The Connecticut Insurance Department issued a bulletin that informed insurance plans that they are not allowed to exclude any medically necessary services for gender dysphoria. This bulletin informs plans that excluding these services would violate the state parity laws, state anti-discrimination laws, and state unfair trade practices laws. The bulletin also clearly states that gender reassignment services cannot be excluded. However, plans are still allowed to conduct medical necessity reviews for gender dysphoria services.
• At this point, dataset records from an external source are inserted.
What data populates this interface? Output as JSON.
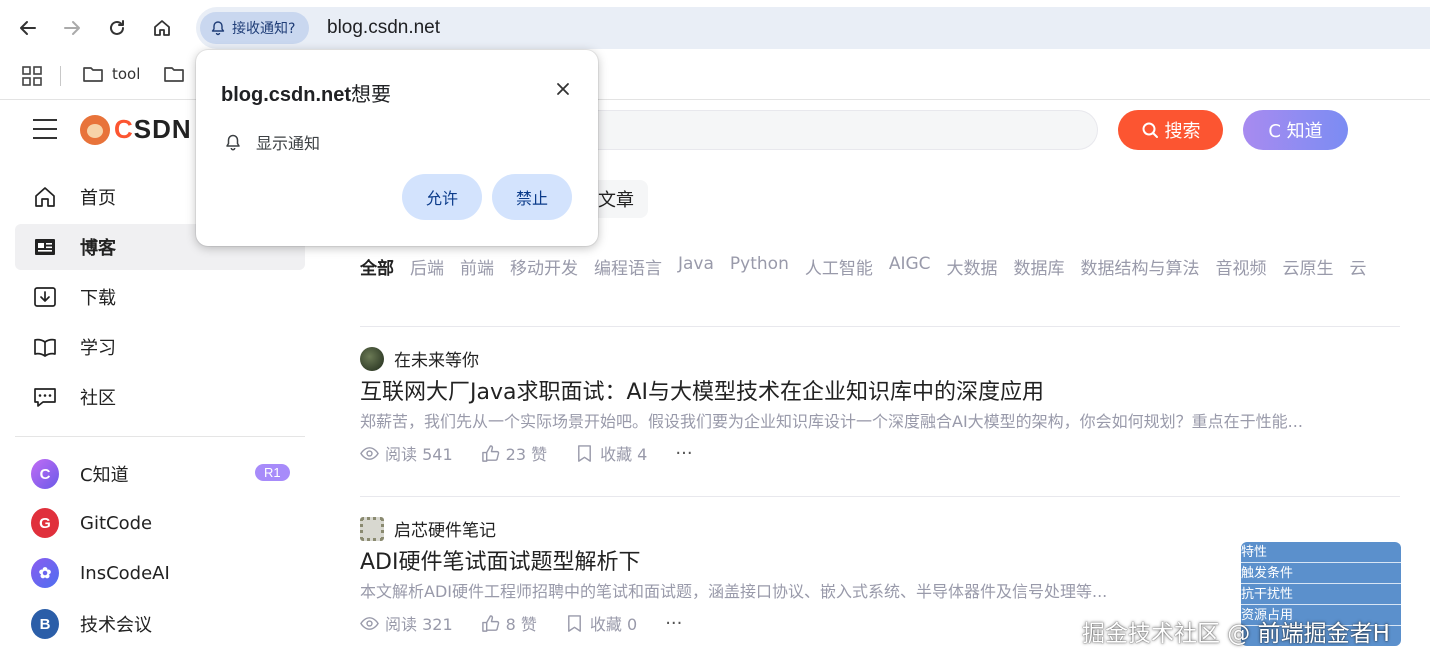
{
  "browser": {
    "notification_chip": "接收通知?",
    "url": "blog.csdn.net",
    "bookmarks": [
      "tool"
    ]
  },
  "permission_popup": {
    "site": "blog.csdn.net",
    "title_suffix": "想要",
    "permission_label": "显示通知",
    "allow_label": "允许",
    "block_label": "禁止"
  },
  "header": {
    "logo_text_c": "C",
    "logo_text_rest": "SDN",
    "search_button": "搜索",
    "zhidao_button": "C 知道",
    "article_tab": "文章"
  },
  "sidebar": {
    "items": [
      {
        "label": "首页"
      },
      {
        "label": "博客"
      },
      {
        "label": "下载"
      },
      {
        "label": "学习"
      },
      {
        "label": "社区"
      }
    ],
    "apps": [
      {
        "label": "C知道",
        "badge": "R1",
        "color": "#7c5cf0"
      },
      {
        "label": "GitCode",
        "color": "#e0303c"
      },
      {
        "label": "InsCodeAI",
        "color": "#6a5ae8"
      },
      {
        "label": "技术会议",
        "color": "#2b5ea8",
        "letter": "B"
      }
    ]
  },
  "categories": [
    "全部",
    "后端",
    "前端",
    "移动开发",
    "编程语言",
    "Java",
    "Python",
    "人工智能",
    "AIGC",
    "大数据",
    "数据库",
    "数据结构与算法",
    "音视频",
    "云原生",
    "云"
  ],
  "articles": [
    {
      "author": "在未来等你",
      "title": "互联网大厂Java求职面试：AI与大模型技术在企业知识库中的深度应用",
      "desc": "郑薪苦，我们先从一个实际场景开始吧。假设我们要为企业知识库设计一个深度融合AI大模型的架构，你会如何规划？重点在于性能...",
      "views": "阅读 541",
      "likes": "23 赞",
      "favs": "收藏 4",
      "more": "···"
    },
    {
      "author": "启芯硬件笔记",
      "title": "ADI硬件笔试面试题型解析下",
      "desc": "本文解析ADI硬件工程师招聘中的笔试和面试题，涵盖接口协议、嵌入式系统、半导体器件及信号处理等...",
      "views": "阅读 321",
      "likes": "8 赞",
      "favs": "收藏 0",
      "more": "···"
    }
  ],
  "thumbnail_rows": [
    "特性",
    "触发条件",
    "抗干扰性",
    "资源占用"
  ],
  "watermark": "掘金技术社区 @ 前端掘金者H",
  "colors": {
    "accent": "#fc5531",
    "chip": "#c9d7ef",
    "popup_button": "#d3e3fd"
  }
}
The Connecticut Insurance Department issued a bulletin (pdf | Get Adobe® Reader®) clarifying requirements for how insurance plans use copayments under the state parity laws and the Federal Parity Law. The final determination was that large employer plans had to follow the formulas in place for determining copayments as dictated by the interim final regulation (pdf | Get Adobe® Reader®) for the Federal Parity Law.